Q202 John Barrett: It is a bit of
a pressure for joined up government in this sense: I would like
to imagine that a quarter of a million assault rifles coming in
from Croatia and Bosnia were brought in to be melted down and
got rid of because they do not have facilities there to do it;
in the same way as we provided facilities in Sierra Leone to melt
down weapons where the collections had been organised. I would
not like to think that they had leaked on to the streets of my
constituency in Leeds, Manchester or London. I would like to know
if they have been sold back out from Bosnia to another country.
What we are saying is that we do not have an end-use check in
Britain and, at the same time, we are putting pressure on the
Home Office to cut down the number of guns in Britain.
Mr Fuchter: Some of the questions
you are looking to be addressed would be addressed by the police
licensing officer. Our powers stop at dealing with imports. Future
sales on are dealt with by the police licensing officer.
Q203 John Barrett: In the Home Office?
Mr Fuchter: Under Home Office
supervision, yes, very much so. I would like to assure the Committee
that there is more joined up government going on than I am painting
as a picture but once again I am constrained by the Commissioners
for Revenue and Customs Act in my ability to talk about individual
cases.
Q204 John Barrett: Could we ask a
question of the Home Office about their monitoring of the end-use?
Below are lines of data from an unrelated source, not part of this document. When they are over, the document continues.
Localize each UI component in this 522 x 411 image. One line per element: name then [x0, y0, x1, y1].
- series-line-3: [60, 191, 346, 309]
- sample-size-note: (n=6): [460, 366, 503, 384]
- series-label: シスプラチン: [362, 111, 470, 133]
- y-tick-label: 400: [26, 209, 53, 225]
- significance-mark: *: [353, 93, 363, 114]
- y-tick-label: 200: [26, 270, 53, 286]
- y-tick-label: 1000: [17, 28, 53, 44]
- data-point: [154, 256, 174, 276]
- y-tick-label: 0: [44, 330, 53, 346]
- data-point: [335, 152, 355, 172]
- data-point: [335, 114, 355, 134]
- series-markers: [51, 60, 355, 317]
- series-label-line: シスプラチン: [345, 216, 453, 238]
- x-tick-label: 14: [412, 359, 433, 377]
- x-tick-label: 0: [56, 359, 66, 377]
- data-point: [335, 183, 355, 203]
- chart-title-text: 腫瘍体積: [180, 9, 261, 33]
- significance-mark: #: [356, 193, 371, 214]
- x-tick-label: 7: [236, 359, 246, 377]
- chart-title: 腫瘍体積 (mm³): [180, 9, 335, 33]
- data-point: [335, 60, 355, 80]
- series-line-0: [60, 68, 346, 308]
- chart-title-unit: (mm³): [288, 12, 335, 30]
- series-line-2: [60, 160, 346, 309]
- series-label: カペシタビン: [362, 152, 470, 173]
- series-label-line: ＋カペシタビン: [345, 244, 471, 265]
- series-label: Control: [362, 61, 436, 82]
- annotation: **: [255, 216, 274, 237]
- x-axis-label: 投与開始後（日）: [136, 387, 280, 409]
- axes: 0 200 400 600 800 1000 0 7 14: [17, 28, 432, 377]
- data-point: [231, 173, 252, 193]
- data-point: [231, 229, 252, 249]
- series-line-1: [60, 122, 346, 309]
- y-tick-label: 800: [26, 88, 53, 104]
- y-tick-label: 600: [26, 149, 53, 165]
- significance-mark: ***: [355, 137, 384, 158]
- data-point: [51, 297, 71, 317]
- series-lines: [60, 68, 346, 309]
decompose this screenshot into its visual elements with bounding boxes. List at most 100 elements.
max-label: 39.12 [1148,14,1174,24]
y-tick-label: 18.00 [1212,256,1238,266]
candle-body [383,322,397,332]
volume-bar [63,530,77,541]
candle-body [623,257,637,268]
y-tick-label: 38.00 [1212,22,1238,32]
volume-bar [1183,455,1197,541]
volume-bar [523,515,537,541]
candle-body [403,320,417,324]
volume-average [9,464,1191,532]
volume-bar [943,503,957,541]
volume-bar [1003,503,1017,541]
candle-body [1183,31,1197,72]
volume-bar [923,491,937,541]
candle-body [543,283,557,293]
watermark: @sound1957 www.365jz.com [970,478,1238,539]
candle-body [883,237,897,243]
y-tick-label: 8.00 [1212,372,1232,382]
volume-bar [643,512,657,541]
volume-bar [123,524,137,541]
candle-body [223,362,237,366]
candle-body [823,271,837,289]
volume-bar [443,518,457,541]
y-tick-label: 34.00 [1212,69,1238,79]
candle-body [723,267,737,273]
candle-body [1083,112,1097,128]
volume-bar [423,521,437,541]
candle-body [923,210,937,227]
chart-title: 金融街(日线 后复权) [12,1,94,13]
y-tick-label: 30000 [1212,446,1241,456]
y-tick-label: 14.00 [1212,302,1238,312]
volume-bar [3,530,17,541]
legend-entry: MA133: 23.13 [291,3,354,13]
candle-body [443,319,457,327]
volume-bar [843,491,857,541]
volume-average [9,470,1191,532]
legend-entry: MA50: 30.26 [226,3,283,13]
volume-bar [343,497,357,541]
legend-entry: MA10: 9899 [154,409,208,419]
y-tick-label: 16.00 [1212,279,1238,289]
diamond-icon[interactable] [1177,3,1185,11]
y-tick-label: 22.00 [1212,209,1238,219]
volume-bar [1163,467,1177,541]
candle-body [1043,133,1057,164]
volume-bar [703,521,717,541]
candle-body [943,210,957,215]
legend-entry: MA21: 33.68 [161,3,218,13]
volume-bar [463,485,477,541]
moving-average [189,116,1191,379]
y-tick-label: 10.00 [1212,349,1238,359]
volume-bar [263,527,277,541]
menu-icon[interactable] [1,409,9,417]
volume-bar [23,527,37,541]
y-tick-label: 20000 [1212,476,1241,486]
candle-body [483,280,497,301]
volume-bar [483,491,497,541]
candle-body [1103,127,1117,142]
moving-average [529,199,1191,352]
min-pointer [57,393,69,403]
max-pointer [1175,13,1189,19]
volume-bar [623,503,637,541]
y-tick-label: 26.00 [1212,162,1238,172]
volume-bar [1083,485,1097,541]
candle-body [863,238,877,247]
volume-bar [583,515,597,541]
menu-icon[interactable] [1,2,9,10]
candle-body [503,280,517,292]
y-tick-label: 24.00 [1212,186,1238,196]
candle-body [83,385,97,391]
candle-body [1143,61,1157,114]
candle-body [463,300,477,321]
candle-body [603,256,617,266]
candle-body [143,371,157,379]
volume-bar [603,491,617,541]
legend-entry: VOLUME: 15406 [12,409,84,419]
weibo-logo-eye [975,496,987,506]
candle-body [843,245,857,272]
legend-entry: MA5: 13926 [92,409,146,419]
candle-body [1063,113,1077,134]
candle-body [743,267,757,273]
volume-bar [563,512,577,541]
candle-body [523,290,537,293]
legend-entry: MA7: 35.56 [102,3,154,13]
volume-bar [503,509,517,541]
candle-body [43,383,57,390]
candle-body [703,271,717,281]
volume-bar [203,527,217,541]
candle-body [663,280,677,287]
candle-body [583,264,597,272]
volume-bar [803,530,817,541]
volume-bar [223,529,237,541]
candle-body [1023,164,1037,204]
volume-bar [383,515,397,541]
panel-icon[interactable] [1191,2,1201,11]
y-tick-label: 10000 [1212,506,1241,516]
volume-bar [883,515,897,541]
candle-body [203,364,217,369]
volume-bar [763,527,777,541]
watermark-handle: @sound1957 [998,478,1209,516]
Would that be the appropriate route for us as parliamentarians
to go down?
Mr Fuchter: That is very likely.
It is an issue I would like to talk to the Home Office about certainly
at enforcement policy level.
Chairman: Thank you very much indeed,
gentlemen. We are very grateful. There may be a few other questions
that we want to write to you about but we do not want to overburden
you. You have already kindly offered to write to us about a number
of issues. Thank you again and if there are further questions
we will write to you immediately and hopefully deal with them.